OC 11-09COMBINED BIOMARKER EXPRESSION PATTERNS OF panHPVE4 AND p16INK4a CAN SUPPORT THE DIAGNOSIS AND GRADING OF CIN

17. Cervical neoplasia
A. Leeman 1, A. Kasius 1, M. Del Pino 2, A. Rodriguez 2, A. Torne 2, J. Ordi 3, H. Griffin 4, M. Van De Sandt 1, A. Molijn 1, F. Van Kemenade 5, D. Jenkins 1, J. Doorbar 4, W. Quint 1.
1DDL Diagnostic Laboratory, Visseringlaan 25, 2288 ER Rijswijk (Netherlands), 2Institute of Gynecology, Obstetrics and Neonatology, Hospital Clínic Clínic—Institut d´Investigacions Biomèdiques August Pi I Sunyer (IDIBAPS), University of Barcelona, Barcelona (Spain), 3Department of Pathology, Hospital Clínic, Barcelona (Spain), 4University of Cambridge, Department of Pathology, Tennis Court Road, Cambridge CB2 1QP (United Kingdom), 5Erasmus Medical Center, Department of Pathology, PO Box 2040, 3000 CA Rotterdam (Netherlands)

Background / Objectives

In the prevention of cervical cancer, cervical intraepithelial neoplasia grade 2 (CIN2) is currently the treatment threshold. However, reproducibility of CIN2 diagnosis is poor because it consists of a mixture of productive infections with a high chance of regression and transforming infections with a low change of regression. Biomarkers that can distinguish the two are urgently needed to reduce overtreatment. Expression patterns of panHPV-E4, a marker for human papillomavirus (HPV) life-cycle completion, and p16INK4a, which indicates transforming HPV-related lesion, may contribute.

Objective: To assess the expression patterns of immunohistochemical markers E4 and p16 in different grades of CIN.


Methods

Biopsies (78 negative, 54 CIN1, 65 CIN2, 52 CIN3, 1 adenocarcinoma in situ (AIS), 2 carcinomas) from 252 women were stained with E4 (panHPVE4 mAb FH1.1 detecting at least 16 HR-HPV types) and p16INK4a clone E6H4 (Ventana Medical Systems, Tucson, AZ). The worst lesion in a biopsy was scored by a pathologist for both markers with respect to the expression pattern: negative, extensive positivity or focal positivity for E4 and negative, patchy positivity, positivity in the lower 1/3 of the epithelium, positivity in the lower 2/3 or full thickness for p16.


Results

All histologically negative biopsies were negative for E4. Of the CIN1 lesions, 63% was negative, 30% showed extensive positivity and 7% showed focal positivity. In the CIN2 lesions, these numbers were resp. 65%, 11% and 24%. Of the CIN3 lesions, 98% was negative and 2% showed focal positivity. The AIS and both carcinomas were E4 negative.

With p16 staining, 18% of the histologically negative lesions showed patchy p16 positivity. For CIN1, CIN2 and CIN3 the positivity rates were resp. 83% (incl. 20% patchy), 98% and 96%. AIS and both carcinomas showed full thickness p16 positivity. Patterns of positivity of both biomarkers combined are shown in Table 1.

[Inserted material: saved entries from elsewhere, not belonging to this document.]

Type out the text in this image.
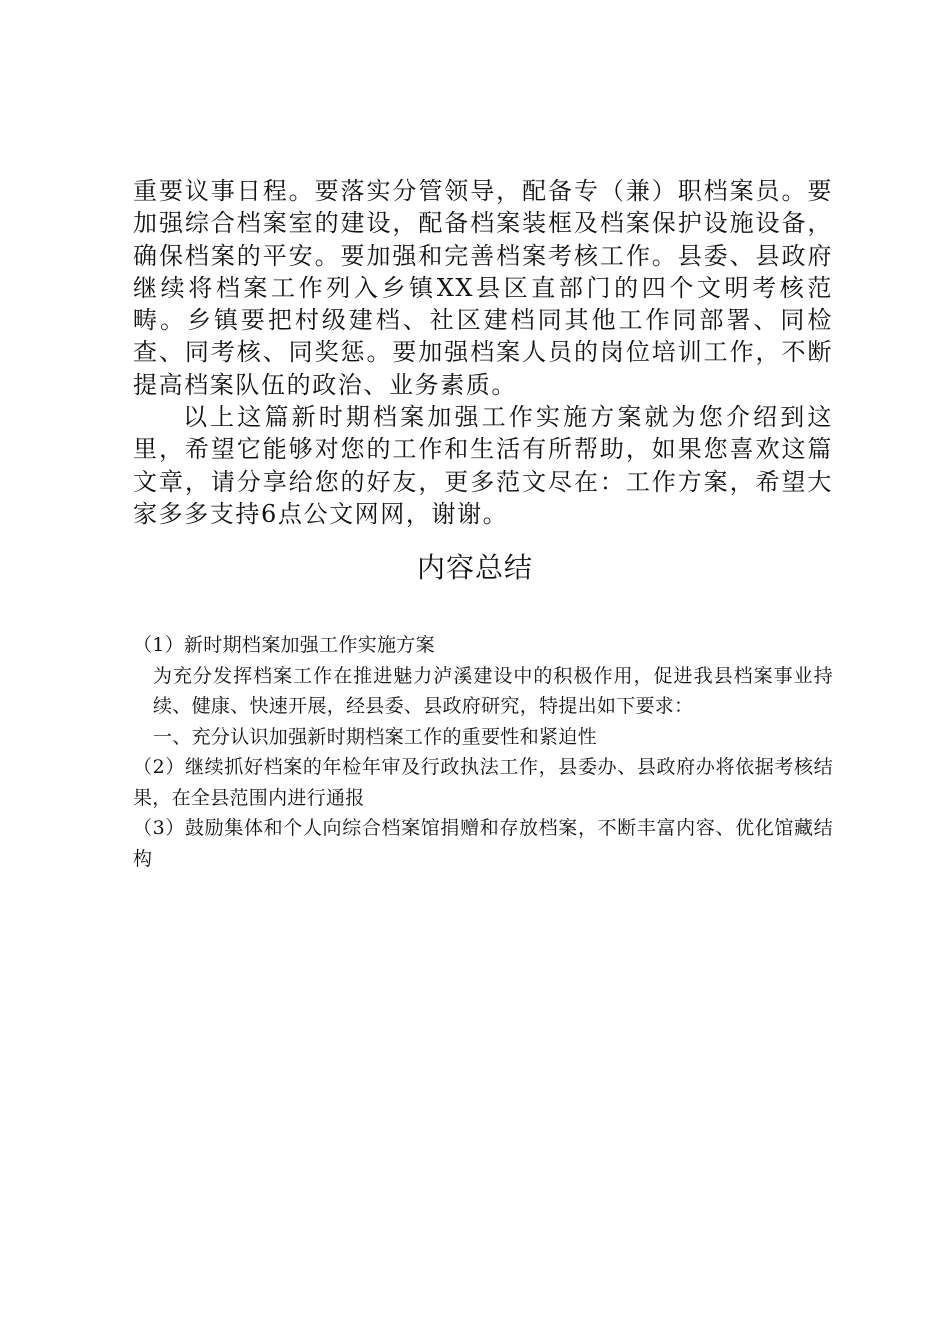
重要议事日程。要落实分管领导，配备专（兼）职档案员。要加强综合档案室的建设，配备档案装框及档案保护设施设备，确保档案的平安。要加强和完善档案考核工作。县委、县政府继续将档案工作列入乡镇XX县区直部门的四个文明考核范畴。乡镇要把村级建档、社区建档同其他工作同部署、同检查、同考核、同奖惩。要加强档案人员的岗位培训工作，不断提高档案队伍的政治、业务素质。

以上这篇新时期档案加强工作实施方案就为您介绍到这里，希望它能够对您的工作和生活有所帮助，如果您喜欢这篇文章，请分享给您的好友，更多范文尽在：工作方案，希望大家多多支持6点公文网网，谢谢。

内容总结

（1）新时期档案加强工作实施方案

为充分发挥档案工作在推进魅力泸溪建设中的积极作用，促进我县档案事业持续、健康、快速开展，经县委、县政府研究，特提出如下要求：

一、充分认识加强新时期档案工作的重要性和紧迫性

（2）继续抓好档案的年检年审及行政执法工作，县委办、县政府办将依据考核结果，在全县范围内进行通报

（3）鼓励集体和个人向综合档案馆捐赠和存放档案，不断丰富内容、优化馆藏结构
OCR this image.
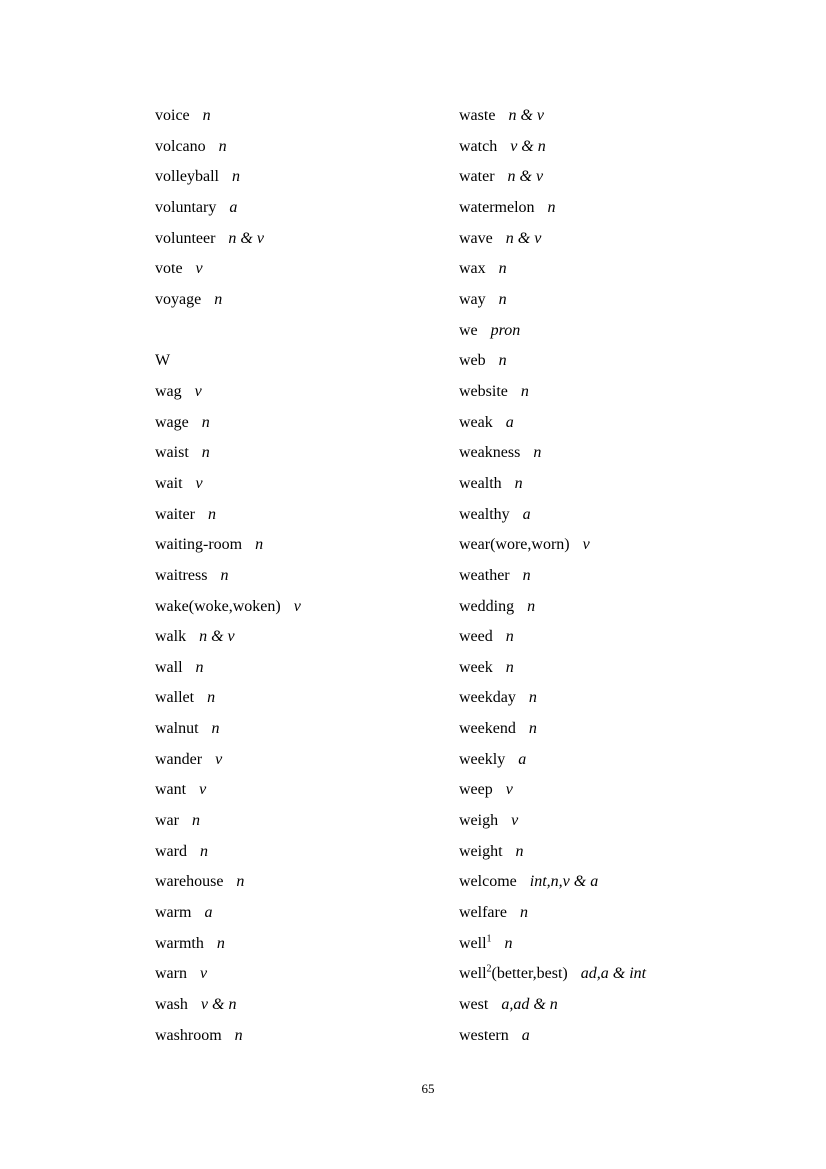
voice n
volcano n
volleyball n
voluntary a
volunteer n & v
vote v
voyage n
W
wag v
wage n
waist n
wait v
waiter n
waiting-room n
waitress n
wake(woke,woken) v
walk n & v
wall n
wallet n
walnut n
wander v
want v
war n
ward n
warehouse n
warm a
warmth n
warn v
wash v & n
washroom n
waste n & v
watch v & n
water n & v
watermelon n
wave n & v
wax n
way n
we pron
web n
website n
weak a
weakness n
wealth n
wealthy a
wear(wore,worn) v
weather n
wedding n
weed n
week n
weekday n
weekend n
weekly a
weep v
weigh v
weight n
welcome int,n,v & a
welfare n
well$^1$ n
well$^2$(better,best) ad,a & int
west a,ad & n
western a
65
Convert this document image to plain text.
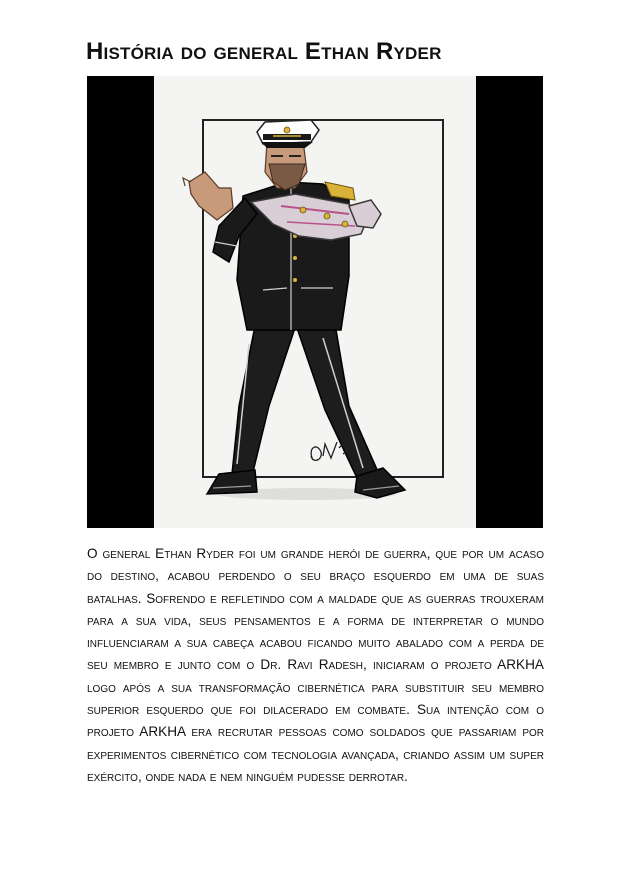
História do general Ethan Ryder

O general Ethan Ryder foi um grande herói de guerra, que por um acaso do destino, acabou perdendo o seu braço esquerdo em uma de suas batalhas. Sofrendo e refletindo com a maldade que as guerras trouxeram para a sua vida, seus pensamentos e a forma de interpretar o mundo influenciaram a sua cabeça acabou ficando muito abalado com a perda de seu membro e junto com o Dr. Ravi Radesh, iniciaram o projeto ARKHA logo após a sua transformação cibernética para substituir seu membro superior esquerdo que foi dilacerado em combate. Sua intenção com o projeto ARKHA era recrutar pessoas como soldados que passariam por experimentos cibernético com tecnologia avançada, criando assim um super exército, onde nada e nem ninguém pudesse derrotar.
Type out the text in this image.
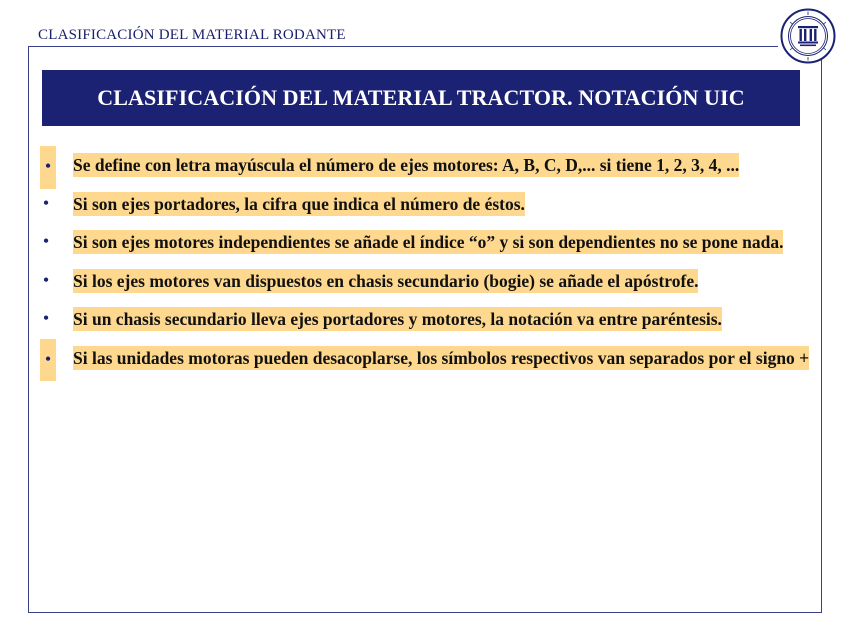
CLASIFICACIÓN DEL MATERIAL RODANTE
CLASIFICACIÓN DEL MATERIAL TRACTOR. NOTACIÓN UIC
• Se define con letra mayúscula el número de ejes motores: A, B, C, D,... si tiene 1, 2, 3, 4, ...
• Si son ejes portadores, la cifra que indica el número de éstos.
• Si son ejes motores independientes se añade el índice “o” y si son dependientes no se pone nada.
• Si los ejes motores van dispuestos en chasis secundario (bogie) se añade el apóstrofe.
• Si un chasis secundario lleva ejes portadores y motores, la notación va entre paréntesis.
• Si las unidades motoras pueden desacoplarse, los símbolos respectivos van separados por el signo +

Table 1: E4 and p16 biomarker staining pattern in different grades of CIN
Diagnosis E4-/p16- E4+/p16- E4+/p16+ E4-/p16+
Negative 83% 0% 0% 18%
CIN1 9% 7% 30% 54%
CIN2 2% 0% 35% 63%
CIN3 4% 0% 2% 94%
AIS 0% 0% 0% 100%
Carcinoma 0% 0% 0% 100%
Total 73 4 40 135

 


Conclusion

E4 and p16 show distinct staining patterns in different grades of CIN. Histologically negative lesions are E4 negative with limited or no p16 staining. CIN3 lesions are E4 negative with extensive p16 staining. Neither histological CIN1 nor CIN2 are homogeneous groups and include lesions that can be classified as productive, with extensive E4 staining and lower 1/3 p16 staining, or as intermediate, with E4 staining and more extensive p16 staining, or as transforming, with extensive p16 expression. E4 and p16 combined staining could provide a clinically useful, more objective assessment of biopies.